According to Bentley and Groves, there are a number of places that skateboarders appear to congregate. The Panhandle, for one, a flat top at 6th and Fulton in Golden Gate Park, the DMV (when it’s closed), and Crocker Amazon Park & Potrero Del Sol that have skate parks with half pipes and rails. Yet, part of skating is finding hills that you like to skate. “If you skate down Rivera late at night you can go from about 25th all the way down until it’s flat,” says Bentley. “You’ve got to know the city if you want to skate.”
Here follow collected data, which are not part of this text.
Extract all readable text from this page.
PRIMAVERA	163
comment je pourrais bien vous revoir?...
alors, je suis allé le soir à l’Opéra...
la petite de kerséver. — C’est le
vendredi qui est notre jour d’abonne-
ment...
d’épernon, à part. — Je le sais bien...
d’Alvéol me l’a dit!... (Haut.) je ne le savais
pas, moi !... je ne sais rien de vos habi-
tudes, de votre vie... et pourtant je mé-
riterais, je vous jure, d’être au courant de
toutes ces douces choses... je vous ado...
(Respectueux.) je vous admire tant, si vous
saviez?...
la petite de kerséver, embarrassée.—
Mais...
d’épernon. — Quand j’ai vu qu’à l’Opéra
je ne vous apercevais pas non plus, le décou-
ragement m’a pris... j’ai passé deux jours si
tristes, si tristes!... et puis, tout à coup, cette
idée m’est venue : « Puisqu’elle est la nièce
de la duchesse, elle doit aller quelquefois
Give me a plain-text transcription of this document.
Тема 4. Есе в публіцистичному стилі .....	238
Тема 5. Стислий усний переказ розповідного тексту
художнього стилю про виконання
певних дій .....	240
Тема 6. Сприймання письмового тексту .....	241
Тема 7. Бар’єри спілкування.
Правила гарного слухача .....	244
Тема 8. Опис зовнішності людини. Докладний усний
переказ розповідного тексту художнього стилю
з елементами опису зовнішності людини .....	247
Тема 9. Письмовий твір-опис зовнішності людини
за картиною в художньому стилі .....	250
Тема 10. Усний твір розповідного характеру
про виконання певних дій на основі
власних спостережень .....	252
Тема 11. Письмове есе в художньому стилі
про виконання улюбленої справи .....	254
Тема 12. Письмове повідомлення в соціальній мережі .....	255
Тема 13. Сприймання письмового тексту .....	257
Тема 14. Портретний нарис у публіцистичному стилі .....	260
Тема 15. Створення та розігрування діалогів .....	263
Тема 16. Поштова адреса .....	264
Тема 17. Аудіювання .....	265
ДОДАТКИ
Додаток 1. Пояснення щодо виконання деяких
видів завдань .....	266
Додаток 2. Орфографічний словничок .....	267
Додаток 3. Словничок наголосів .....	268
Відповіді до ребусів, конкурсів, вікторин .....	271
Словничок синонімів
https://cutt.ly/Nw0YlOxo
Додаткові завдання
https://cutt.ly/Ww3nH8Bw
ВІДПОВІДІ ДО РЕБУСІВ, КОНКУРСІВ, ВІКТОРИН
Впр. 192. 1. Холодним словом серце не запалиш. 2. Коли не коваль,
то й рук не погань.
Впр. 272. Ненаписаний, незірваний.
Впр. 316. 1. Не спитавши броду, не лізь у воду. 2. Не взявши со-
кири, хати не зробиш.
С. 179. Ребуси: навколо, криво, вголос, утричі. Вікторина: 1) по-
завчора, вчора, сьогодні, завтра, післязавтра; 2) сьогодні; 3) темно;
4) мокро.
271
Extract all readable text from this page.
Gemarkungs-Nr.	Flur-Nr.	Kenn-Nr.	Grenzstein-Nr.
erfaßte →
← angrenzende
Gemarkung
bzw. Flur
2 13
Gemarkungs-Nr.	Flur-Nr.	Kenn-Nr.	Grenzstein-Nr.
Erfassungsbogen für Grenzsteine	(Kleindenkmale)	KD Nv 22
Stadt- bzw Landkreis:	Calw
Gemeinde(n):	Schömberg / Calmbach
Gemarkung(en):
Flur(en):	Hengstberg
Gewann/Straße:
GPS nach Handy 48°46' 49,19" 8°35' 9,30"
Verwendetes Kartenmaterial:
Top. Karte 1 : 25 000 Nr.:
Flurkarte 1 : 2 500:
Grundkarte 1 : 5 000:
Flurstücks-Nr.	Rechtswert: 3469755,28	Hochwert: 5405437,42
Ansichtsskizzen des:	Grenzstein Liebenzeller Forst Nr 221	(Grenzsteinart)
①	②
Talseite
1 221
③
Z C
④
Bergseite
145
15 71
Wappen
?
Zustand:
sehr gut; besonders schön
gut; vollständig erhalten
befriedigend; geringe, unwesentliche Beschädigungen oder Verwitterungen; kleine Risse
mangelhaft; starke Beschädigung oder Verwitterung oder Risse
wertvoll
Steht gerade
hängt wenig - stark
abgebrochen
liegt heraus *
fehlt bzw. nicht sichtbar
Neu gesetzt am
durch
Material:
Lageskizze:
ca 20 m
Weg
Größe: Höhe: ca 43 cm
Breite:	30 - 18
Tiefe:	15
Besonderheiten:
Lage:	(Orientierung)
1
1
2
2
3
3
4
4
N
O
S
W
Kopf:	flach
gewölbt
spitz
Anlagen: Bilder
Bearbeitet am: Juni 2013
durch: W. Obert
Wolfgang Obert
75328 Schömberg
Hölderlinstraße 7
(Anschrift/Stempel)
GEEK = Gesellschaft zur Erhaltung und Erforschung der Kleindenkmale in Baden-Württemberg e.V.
Groves and his buddy Stephen decide to skate around a little more. They follow each other from one side of the black top to the other. “This is a game called S-K-A-T-E,” Groves says. “It’s like H-O-R-S-E. People like to warm up on it.”
As the two skate around trying to mimic one another’s kick flips, spins and rotations, Bentley and his friend Chris talk about the skill needed to skateboard. “Commitment and practice,” says Bentley, almost sounding like a mimicry of Al Davis.; “You also need a clear mind.” The physical aspect of skateboarding is also fairly arbitrary according to Chris. “Controlling the board in the air is pretty much the idea,” he says.
According to Bentley getting started with skateboarding will only cost somebody around the ball park of $150: that includes the deck, trucks, wheels, and bearings. There are a couple of skateboard shops, such as FTC in the Haight and DLX on Market.
“It’s his craft,” says Bentley about Groves who is laughing and skating, pulling great moves on the black top, “just like how playing baseball is some people’s craft, this is his.”